Hypothesis

Repeated, low‑intensity bouts of sensory novelty combined with transient NMDA‑receptor co‑agonist activation will induce neuronal MMP‑9 release, locally degrade chondroitin sulfate proteoglycans within perineuronal nets, and shift the synaptic plasticity balance back toward LTP, thereby reversing age‑related over‑consolidation.

Mechanistic Rationale

The aging brain exhibits two convergent rigidifying forces: (1) physical stiffening of the extracellular matrix via CSPG‑rich perineuronal nets [2] and (2) a functional shift from NMDA‑dependent LTP to L‑type calcium channel‑dependent LTD [4]. Both mechanisms reduce the signal‑to‑noise threshold for synaptic change, making the network overly reliant on existing predictive models and intolerant of surprise—a state we term over‑consolidation.

Novelty detection drives a burst of neuromodulatory acetylcholine and dopamine that elevates intracellular Ca²⁺ through NMDA receptors, activating CaMKII and downstream MAPK pathways that upregulate MMP‑9 transcription [5]. MMP‑9 preferentially cleaves CSPG core proteins, loosening the pericNet scaffold and increasing extracellular space [3]. This enzymatic softening lowers the mechanical resistance to spine enlargement, a prerequisite for LTP.

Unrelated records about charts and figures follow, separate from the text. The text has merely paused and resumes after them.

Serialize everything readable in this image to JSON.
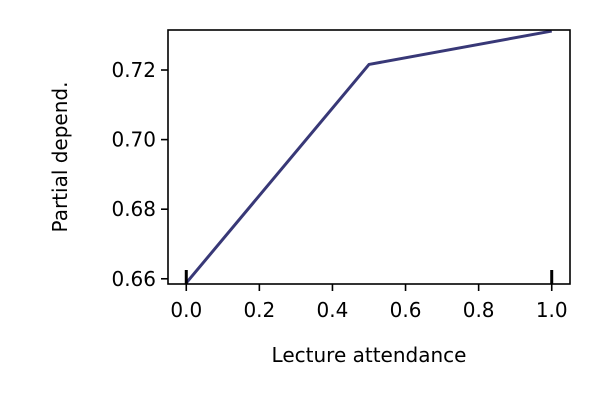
{
  "chart_data": {
    "type": "line",
    "xlabel": "Lecture attendance",
    "ylabel": "Partial depend.",
    "xlim": [
      -0.05,
      1.05
    ],
    "ylim": [
      0.6585,
      0.7315
    ],
    "xticks": [
      0.0,
      0.2,
      0.4,
      0.6,
      0.8,
      1.0
    ],
    "xtick_labels": [
      "0.0",
      "0.2",
      "0.4",
      "0.6",
      "0.8",
      "1.0"
    ],
    "yticks": [
      0.66,
      0.68,
      0.7,
      0.72
    ],
    "ytick_labels": [
      "0.66",
      "0.68",
      "0.70",
      "0.72"
    ],
    "series": [
      {
        "x": [
          0.0,
          0.5,
          1.0
        ],
        "y": [
          0.6588,
          0.7216,
          0.7312
        ]
      }
    ],
    "rug_x": [
      0.0,
      1.0
    ],
    "line_color": "#383877",
    "grid": false,
    "legend": false
  }
}
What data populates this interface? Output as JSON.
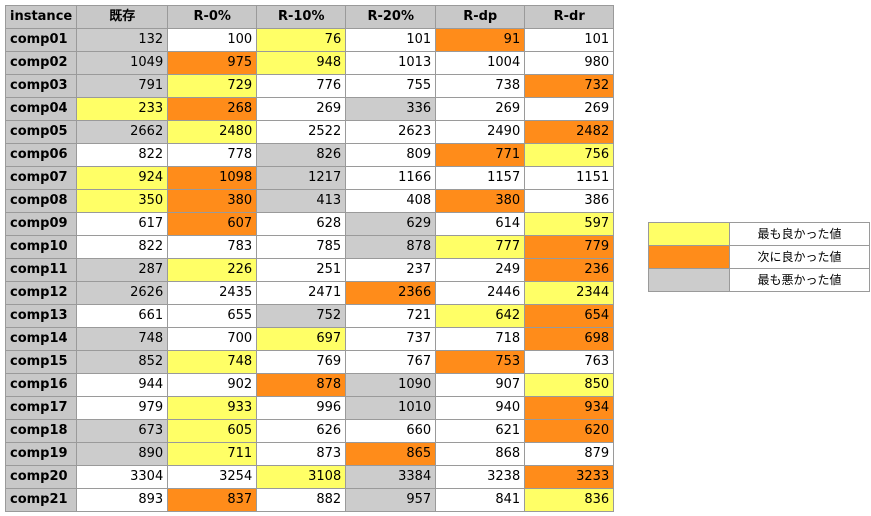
{
  "colors": {
    "best": "#ffff66",
    "second": "#ff8c1a",
    "worst": "#cccccc",
    "header": "#c8c8c8",
    "plain": "#ffffff"
  },
  "headers": [
    "instance",
    "既存",
    "R-0%",
    "R-10%",
    "R-20%",
    "R-dp",
    "R-dr"
  ],
  "rows": [
    {
      "name": "comp01",
      "values": [
        "132",
        "100",
        "76",
        "101",
        "91",
        "101"
      ],
      "marks": [
        "worst",
        "",
        "best",
        "",
        "second",
        ""
      ]
    },
    {
      "name": "comp02",
      "values": [
        "1049",
        "975",
        "948",
        "1013",
        "1004",
        "980"
      ],
      "marks": [
        "worst",
        "second",
        "best",
        "",
        "",
        ""
      ]
    },
    {
      "name": "comp03",
      "values": [
        "791",
        "729",
        "776",
        "755",
        "738",
        "732"
      ],
      "marks": [
        "worst",
        "best",
        "",
        "",
        "",
        "second"
      ]
    },
    {
      "name": "comp04",
      "values": [
        "233",
        "268",
        "269",
        "336",
        "269",
        "269"
      ],
      "marks": [
        "best",
        "second",
        "",
        "worst",
        "",
        ""
      ]
    },
    {
      "name": "comp05",
      "values": [
        "2662",
        "2480",
        "2522",
        "2623",
        "2490",
        "2482"
      ],
      "marks": [
        "worst",
        "best",
        "",
        "",
        "",
        "second"
      ]
    },
    {
      "name": "comp06",
      "values": [
        "822",
        "778",
        "826",
        "809",
        "771",
        "756"
      ],
      "marks": [
        "",
        "",
        "worst",
        "",
        "second",
        "best"
      ]
    },
    {
      "name": "comp07",
      "values": [
        "924",
        "1098",
        "1217",
        "1166",
        "1157",
        "1151"
      ],
      "marks": [
        "best",
        "second",
        "worst",
        "",
        "",
        ""
      ]
    },
    {
      "name": "comp08",
      "values": [
        "350",
        "380",
        "413",
        "408",
        "380",
        "386"
      ],
      "marks": [
        "best",
        "second",
        "worst",
        "",
        "second",
        ""
      ]
    },
    {
      "name": "comp09",
      "values": [
        "617",
        "607",
        "628",
        "629",
        "614",
        "597"
      ],
      "marks": [
        "",
        "second",
        "",
        "worst",
        "",
        "best"
      ]
    },
    {
      "name": "comp10",
      "values": [
        "822",
        "783",
        "785",
        "878",
        "777",
        "779"
      ],
      "marks": [
        "",
        "",
        "",
        "worst",
        "best",
        "second"
      ]
    },
    {
      "name": "comp11",
      "values": [
        "287",
        "226",
        "251",
        "237",
        "249",
        "236"
      ],
      "marks": [
        "worst",
        "best",
        "",
        "",
        "",
        "second"
      ]
    },
    {
      "name": "comp12",
      "values": [
        "2626",
        "2435",
        "2471",
        "2366",
        "2446",
        "2344"
      ],
      "marks": [
        "worst",
        "",
        "",
        "second",
        "",
        "best"
      ]
    },
    {
      "name": "comp13",
      "values": [
        "661",
        "655",
        "752",
        "721",
        "642",
        "654"
      ],
      "marks": [
        "",
        "",
        "worst",
        "",
        "best",
        "second"
      ]
    },
    {
      "name": "comp14",
      "values": [
        "748",
        "700",
        "697",
        "737",
        "718",
        "698"
      ],
      "marks": [
        "worst",
        "",
        "best",
        "",
        "",
        "second"
      ]
    },
    {
      "name": "comp15",
      "values": [
        "852",
        "748",
        "769",
        "767",
        "753",
        "763"
      ],
      "marks": [
        "worst",
        "best",
        "",
        "",
        "second",
        ""
      ]
    },
    {
      "name": "comp16",
      "values": [
        "944",
        "902",
        "878",
        "1090",
        "907",
        "850"
      ],
      "marks": [
        "",
        "",
        "second",
        "worst",
        "",
        "best"
      ]
    },
    {
      "name": "comp17",
      "values": [
        "979",
        "933",
        "996",
        "1010",
        "940",
        "934"
      ],
      "marks": [
        "",
        "best",
        "",
        "worst",
        "",
        "second"
      ]
    },
    {
      "name": "comp18",
      "values": [
        "673",
        "605",
        "626",
        "660",
        "621",
        "620"
      ],
      "marks": [
        "worst",
        "best",
        "",
        "",
        "",
        "second"
      ]
    },
    {
      "name": "comp19",
      "values": [
        "890",
        "711",
        "873",
        "865",
        "868",
        "879"
      ],
      "marks": [
        "worst",
        "best",
        "",
        "second",
        "",
        ""
      ]
    },
    {
      "name": "comp20",
      "values": [
        "3304",
        "3254",
        "3108",
        "3384",
        "3238",
        "3233"
      ],
      "marks": [
        "",
        "",
        "best",
        "worst",
        "",
        "second"
      ]
    },
    {
      "name": "comp21",
      "values": [
        "893",
        "837",
        "882",
        "957",
        "841",
        "836"
      ],
      "marks": [
        "",
        "second",
        "",
        "worst",
        "",
        "best"
      ]
    }
  ],
  "legend": [
    {
      "key": "best",
      "label": "最も良かった値"
    },
    {
      "key": "second",
      "label": "次に良かった値"
    },
    {
      "key": "worst",
      "label": "最も悪かった値"
    }
  ]
}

Simultaneously, glycine or D‑serine co‑application boosts NMDA receptor open probability, counteracting age‑related hypofunction [1]. When NMDA activity is restored during novelty‑evoked Ca²⁺ influx, the LTP/LTD balance tips toward LTP because MMP‑9‑mediated ECM remodelling reduces the permissive window for LTD‑favoring L‑type calcium channel signaling.

Thus, controlled uncertainty—delivered as structured, unpredictable sensory stimuli—acts as a trigger for activity‑dependent ECM remodeling, while NMDA co‑agonists ensure the resulting Ca²⁺ signal is interpreted as potentiative rather than depressive.

Testable Predictions

1. In aged mice, a regimen of daily 10‑minute novel‑object exposure paired with systemic glycine (300 mg/kg) will increase hippocampal MMP‑9 activity by ≥40 % relative to baseline within 24 h, measured by gelatin zymography.
2. The same intervention will reduce perineuronal net intensity (wisteria floribunda agglutinin staining) in the dentate gyrus by ≥25 % after two weeks, indicating ECM softening.
3. Electrophysiological slices from treated animals will show a restored LTP/LTD ratio (LTP amplitude ≥1.5× baseline; LTD amplitude ≤0.6× baseline) compared with age‑matched controls.
4. Behavioral assessment using the pattern separation task will reveal improved discrimination scores (≥20 % increase) only when novelty exposure and NMDA co‑agonism are combined; either manipulation alone will produce no significant change.

Experimental Design

• Subjects: 24‑month‑old C57BL/6J mice (n=12 per group).
• Groups: (1) Vehicle control, (2) Novelty exposure only, (3) Glycine only, (4) Novelty + glycine.
• Procedure: Mice receive intraperitoneal glycine or saline 15 min before a 10‑minute session in a rotating arena with novel tactile, olfactory, and visual cues (changed daily). Sessions occur five days per week for 14 days.
• Outcome Measures: MMP‑9 activity (gelatin zymography), PNN density (immunofluorescence), slice electrophysiology (field EPSPs in DG‑CA3 pathway), and behavioral pattern separation (object location task).
• Analysis: Two‑way ANOVA with factors novelty and glycine, followed by Tukey post‑hoc tests. Significance set at p<0.05.

If the hypothesis holds, we will have demonstrated that age‑related synaptic rigidity is not a static deficit but a dynamic state that can be reset by harnessing the brain’s own activity‑dependent ECM remodeling machinery—a direct extension of the over‑consolidation framework and a falsifiable route to cognitive rejuvenation.